Neil Gorsuch will have the support of all 52 Senate Republicans for confirmation to the Supreme Court. He also could win the votes of a half-dozen or so Democrats, and therein lies a problem for that party.

Unlike President Donald Trump’s budget or the Republican health-care plan, which are so flawed that it’s easy for all Democrats to oppose them, backing Gorsuch may have some political appeal for Democrats from conservative states. That has inflamed left-wing activists, who have threatened to oppose any Senate Democrat who supports Trump’s Supreme Court nominee.

That category might include several incumbent senators who face competitive re-election races next year, such as West Virginia’s Joe Manchin or North Dakota’s Heidi Heitkamp.

They will be painted by Republican opponents next year as obstructionists. To counter that charge, it may be useful to be able to say that they voted for a Republican nominee whom Democrats can’t defeat anyway and who wouldn’t change the ideological balance of the Supreme Court. Gorsuch would replace the late conservative Justice Antonin Scalia.

But energized liberal activists, still smarting over the way Republicans blocked President Barack Obama’s court nominee, Judge Merrick Garland, are threatening primary challenges next year against Democrats who don’t oppose Gorsuch. Michael Moore, the left-wing filmmaker, warned Senate Democrats on Twitter that if they did not “filibuster and block” the Gorsuch nomination, “we will find a true progressive and primary [you] in next election.”
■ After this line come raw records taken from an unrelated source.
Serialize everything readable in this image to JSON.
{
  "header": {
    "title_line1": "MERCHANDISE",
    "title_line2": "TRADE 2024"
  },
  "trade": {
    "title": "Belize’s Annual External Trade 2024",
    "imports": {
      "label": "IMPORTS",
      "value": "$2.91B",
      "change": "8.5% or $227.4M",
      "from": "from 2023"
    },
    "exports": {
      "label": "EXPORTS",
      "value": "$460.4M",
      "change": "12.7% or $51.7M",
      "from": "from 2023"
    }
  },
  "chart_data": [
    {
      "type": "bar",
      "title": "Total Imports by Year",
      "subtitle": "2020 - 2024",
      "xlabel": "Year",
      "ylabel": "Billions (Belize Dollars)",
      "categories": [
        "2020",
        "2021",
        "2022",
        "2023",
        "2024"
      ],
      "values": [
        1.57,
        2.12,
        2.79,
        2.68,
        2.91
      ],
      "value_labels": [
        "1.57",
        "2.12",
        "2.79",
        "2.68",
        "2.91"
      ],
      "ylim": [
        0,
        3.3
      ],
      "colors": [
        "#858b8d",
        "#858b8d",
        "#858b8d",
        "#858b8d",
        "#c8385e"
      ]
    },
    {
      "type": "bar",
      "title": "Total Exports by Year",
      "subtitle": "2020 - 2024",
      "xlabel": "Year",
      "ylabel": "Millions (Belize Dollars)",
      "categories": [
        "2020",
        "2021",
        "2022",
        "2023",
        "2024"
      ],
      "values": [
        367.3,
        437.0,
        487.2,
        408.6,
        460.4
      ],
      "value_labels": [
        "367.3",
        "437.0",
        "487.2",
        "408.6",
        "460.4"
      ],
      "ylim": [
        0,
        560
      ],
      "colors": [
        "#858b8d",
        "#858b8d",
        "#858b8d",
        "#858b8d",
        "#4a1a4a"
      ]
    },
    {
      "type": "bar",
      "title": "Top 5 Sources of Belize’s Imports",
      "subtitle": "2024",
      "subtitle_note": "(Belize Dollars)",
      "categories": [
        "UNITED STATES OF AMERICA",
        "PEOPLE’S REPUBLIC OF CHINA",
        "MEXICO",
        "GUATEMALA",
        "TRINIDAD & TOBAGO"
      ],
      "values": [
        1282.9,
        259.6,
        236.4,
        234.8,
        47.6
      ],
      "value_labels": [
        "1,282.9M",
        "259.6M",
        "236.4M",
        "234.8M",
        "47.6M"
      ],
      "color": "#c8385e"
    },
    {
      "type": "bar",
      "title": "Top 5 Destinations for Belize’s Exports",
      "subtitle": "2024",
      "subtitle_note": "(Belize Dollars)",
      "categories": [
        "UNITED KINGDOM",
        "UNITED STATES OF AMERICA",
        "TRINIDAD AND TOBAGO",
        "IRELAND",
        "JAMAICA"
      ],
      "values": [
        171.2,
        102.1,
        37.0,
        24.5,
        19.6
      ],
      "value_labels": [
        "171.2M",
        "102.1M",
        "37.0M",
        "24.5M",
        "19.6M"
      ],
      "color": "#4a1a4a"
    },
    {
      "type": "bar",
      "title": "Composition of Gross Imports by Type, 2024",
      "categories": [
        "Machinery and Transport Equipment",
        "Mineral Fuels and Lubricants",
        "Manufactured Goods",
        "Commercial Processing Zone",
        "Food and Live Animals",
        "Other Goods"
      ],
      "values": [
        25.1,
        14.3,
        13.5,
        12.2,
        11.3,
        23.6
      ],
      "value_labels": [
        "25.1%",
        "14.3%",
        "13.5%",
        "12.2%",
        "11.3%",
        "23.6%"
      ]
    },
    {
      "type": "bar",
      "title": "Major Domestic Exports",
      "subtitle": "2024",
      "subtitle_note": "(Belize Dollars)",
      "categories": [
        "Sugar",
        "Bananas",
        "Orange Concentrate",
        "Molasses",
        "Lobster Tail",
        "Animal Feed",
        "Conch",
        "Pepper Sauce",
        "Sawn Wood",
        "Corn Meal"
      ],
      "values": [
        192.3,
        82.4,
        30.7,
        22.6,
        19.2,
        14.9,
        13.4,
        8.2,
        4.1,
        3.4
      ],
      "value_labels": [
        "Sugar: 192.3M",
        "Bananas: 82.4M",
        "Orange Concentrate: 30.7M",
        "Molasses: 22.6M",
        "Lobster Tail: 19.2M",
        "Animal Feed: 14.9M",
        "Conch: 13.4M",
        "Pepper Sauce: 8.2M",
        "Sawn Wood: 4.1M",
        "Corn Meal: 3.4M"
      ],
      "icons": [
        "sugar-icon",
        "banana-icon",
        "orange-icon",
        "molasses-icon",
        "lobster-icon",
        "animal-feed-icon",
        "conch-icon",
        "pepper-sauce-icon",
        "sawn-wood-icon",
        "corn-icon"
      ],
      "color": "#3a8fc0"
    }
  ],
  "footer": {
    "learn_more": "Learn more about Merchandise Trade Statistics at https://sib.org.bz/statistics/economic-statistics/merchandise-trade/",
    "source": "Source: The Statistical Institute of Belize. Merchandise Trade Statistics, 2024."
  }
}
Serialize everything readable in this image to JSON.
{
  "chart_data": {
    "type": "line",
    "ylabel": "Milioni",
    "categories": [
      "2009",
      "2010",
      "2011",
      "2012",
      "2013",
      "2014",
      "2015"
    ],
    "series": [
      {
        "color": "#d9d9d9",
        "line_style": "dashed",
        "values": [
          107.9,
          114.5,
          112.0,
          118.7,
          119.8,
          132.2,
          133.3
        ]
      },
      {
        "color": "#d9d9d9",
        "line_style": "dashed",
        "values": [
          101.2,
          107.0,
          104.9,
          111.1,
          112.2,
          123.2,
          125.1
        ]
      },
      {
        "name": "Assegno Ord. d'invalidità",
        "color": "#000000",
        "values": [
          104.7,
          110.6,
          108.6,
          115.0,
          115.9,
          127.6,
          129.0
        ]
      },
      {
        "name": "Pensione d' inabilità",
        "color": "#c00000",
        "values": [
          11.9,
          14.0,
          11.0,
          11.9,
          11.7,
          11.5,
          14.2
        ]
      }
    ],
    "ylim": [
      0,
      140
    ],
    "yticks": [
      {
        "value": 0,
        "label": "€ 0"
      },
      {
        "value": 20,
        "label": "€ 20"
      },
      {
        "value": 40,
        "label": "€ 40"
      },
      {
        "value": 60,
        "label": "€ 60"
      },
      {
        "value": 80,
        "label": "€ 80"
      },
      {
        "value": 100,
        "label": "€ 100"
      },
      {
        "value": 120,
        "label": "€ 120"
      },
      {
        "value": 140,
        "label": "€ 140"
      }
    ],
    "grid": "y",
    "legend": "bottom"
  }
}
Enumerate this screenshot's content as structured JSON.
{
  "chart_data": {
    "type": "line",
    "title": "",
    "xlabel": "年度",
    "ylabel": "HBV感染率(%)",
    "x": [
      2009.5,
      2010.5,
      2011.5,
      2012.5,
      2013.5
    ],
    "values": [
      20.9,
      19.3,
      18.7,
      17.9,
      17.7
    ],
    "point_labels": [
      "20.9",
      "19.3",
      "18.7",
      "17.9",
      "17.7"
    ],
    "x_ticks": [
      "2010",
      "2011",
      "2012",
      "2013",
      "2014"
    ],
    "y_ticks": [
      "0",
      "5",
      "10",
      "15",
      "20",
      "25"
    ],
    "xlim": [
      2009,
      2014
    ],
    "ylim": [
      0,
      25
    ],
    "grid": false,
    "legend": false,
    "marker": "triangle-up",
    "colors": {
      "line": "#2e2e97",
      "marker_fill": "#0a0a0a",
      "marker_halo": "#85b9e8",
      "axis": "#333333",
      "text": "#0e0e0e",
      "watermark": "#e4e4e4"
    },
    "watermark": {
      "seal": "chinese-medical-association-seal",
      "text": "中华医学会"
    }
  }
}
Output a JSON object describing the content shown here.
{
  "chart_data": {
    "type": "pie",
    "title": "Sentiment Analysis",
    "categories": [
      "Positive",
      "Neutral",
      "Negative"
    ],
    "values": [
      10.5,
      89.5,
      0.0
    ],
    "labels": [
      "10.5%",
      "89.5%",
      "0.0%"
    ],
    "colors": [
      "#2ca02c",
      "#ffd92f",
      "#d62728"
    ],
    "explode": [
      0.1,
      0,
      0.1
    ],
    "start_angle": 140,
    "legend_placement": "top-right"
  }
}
The liberal wing wants party leaders to filibuster the Gorsuch nomination, which would put even more pressure on Democratic senators from conservative states. Much as the leaders would like to avoid what would probably be a futile gambit anyway—Republicans could eliminate the filibuster if they didn’t have 60 votes for confirmation—urging from the left will make it hard to do.

For the leaders, disheartened after the drubbing they took in November, the outpouring of anti-Trump activism has been encouraging. Many of them consider it a mirror image of the Tea Party uprising eight years ago that energized a Republican comeback.

Some Democratic leaders who are counting on retaining their Senate incumbents next year in an anti-Trump electoral wave hope to be able to deflect anger over a Gorsuch confirmation vote. They can argue that it’s not a key vote, because it would be subsequent High Court nominations that would tilt the balance of the court.

They also want to focus attention on Trumpcare and the administration’s proposed budget, both of which are unfriendly to voters in a number of conservative states where Trump did well and Democratic incumbent senators are up for re-election. It’s these issues, more than the Gorsuch vote, that they hope activists will focus on when lawmakers go home during the congressional recess early next month.